06/21/2026, 05:32 PM forecast energy

Lunedì, i prezzi del petrolio sono aumentati significativamente mentre il presidente Trump avvertiva di un rinnovato intervento militare contro l'Iran, il che ha intensificato le paure riguardo al fragile accordo di pace provvisorio stabilito solo una settimana prima.

I futures del Brent per agosto sono aumentati dell'1,23% a 81,56 dollari al barile, mentre i futures del West Texas Intermediate per luglio hanno registrato un aumento maggiore del 3,04%, raggiungendo 78,93 dollari al barile.

Questa escalation delle tensioni è coincisa con gli incontri del vicepresidente JD Vance con funzionari iraniani in Svizzera, segnando i primi colloqui dalla firma di un memorandum volto a estendere un cessate il fuoco e riaprire il cruciale Stretto di Hormuz.
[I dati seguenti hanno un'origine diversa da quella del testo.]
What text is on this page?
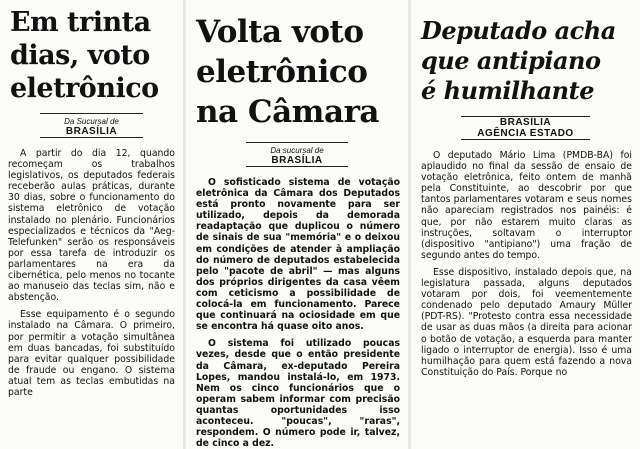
Em trinta
dias, voto
eletrônico
Da Sucursal de
BRASÍLIA

A partir do dia 12, quando recomeçam os trabalhos legislativos, os deputados federais receberão aulas práticas, durante 30 dias, sobre o funcionamento do sistema eletrônico de votação instalado no plenário. Funcionários especializados e técnicos da "Aeg-Telefunken" serão os responsáveis por essa tarefa de introduzir os parlamentares na era da cibernética, pelo menos no tocante ao manuseio das teclas sim, não e abstenção.

Esse equipamento é o segundo instalado na Câmara. O primeiro, por permitir a votação simultânea em duas bancadas, foi substituído para evitar qualquer possibilidade de fraude ou engano. O sistema atual tem as teclas embutidas na parte

Volta voto
eletrônico
na Câmara
Da sucursal de
BRASÍLIA

O sofisticado sistema de votação eletrônica da Câmara dos Deputados está pronto novamente para ser utilizado, depois da demorada readaptação que duplicou o número de sinais de sua "memória" e o deixou em condições de atender à ampliação do número de deputados estabelecida pelo "pacote de abril" — mas alguns dos próprios dirigentes da casa vêem com ceticismo a possibilidade de colocá-la em funcionamento. Parece que continuará na ociosidade em que se encontra há quase oito anos.

O sistema foi utilizado poucas vezes, desde que o então presidente da Câmara, ex-deputado Pereira Lopes, mandou instalá-lo, em 1973. Nem os cinco funcionários que o operam sabem informar com precisão quantas oportunidades isso aconteceu. "poucas", "raras", respondem. O número pode ir, talvez, de cinco a dez.

Deputado acha
que antipiano
é humilhante
BRASÍLIA
AGÊNCIA ESTADO

O deputado Mário Lima (PMDB-BA) foi aplaudido no final da sessão de ensaio de votação eletrônica, feito ontem de manhã pela Constituinte, ao descobrir por que tantos parlamentares votaram e seus nomes não apareciam registrados nos painéis: é que, por não estarem muito claras as instruções, soltavam o interruptor (dispositivo "antipiano") uma fração de segundo antes do tempo.

Esse dispositivo, instalado depois que, na legislatura passada, alguns deputados votaram por dois, foi veementemente condenado pelo deputado Amaury Müller (PDT-RS). "Protesto contra essa necessidade de usar as duas mãos (a direita para acionar o botão de votação, a esquerda para manter ligado o interruptor de energia). Isso é uma humilhação para quem está fazendo a nova Constituição do País. Porque no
Tuttavia, la chiusura dello Stretto da parte dell'Iran, una via vitale per le spedizioni di petrolio globali, solleva dubbi sull'efficacia dell'accordo.

David Roche di Quantum Strategy ha osservato che, mentre l'offerta di petrolio del Medio Oriente sembra stabile, ciò è principalmente dovuto alla liquidazione delle scorte piuttosto che a un aumento della produzione, suggerendo che il mercato potrebbe affrontare vulnerabilità se le scorte diminuiscono.

Inoltre, Goldman Sachs ha evidenziato che gli shock di offerta in corso potrebbero accelerare la transizione verso veicoli elettrici, riducendo potenzialmente la domanda a lungo termine di petrolio greggio e ponendo ulteriori rischi ai prezzi del petrolio.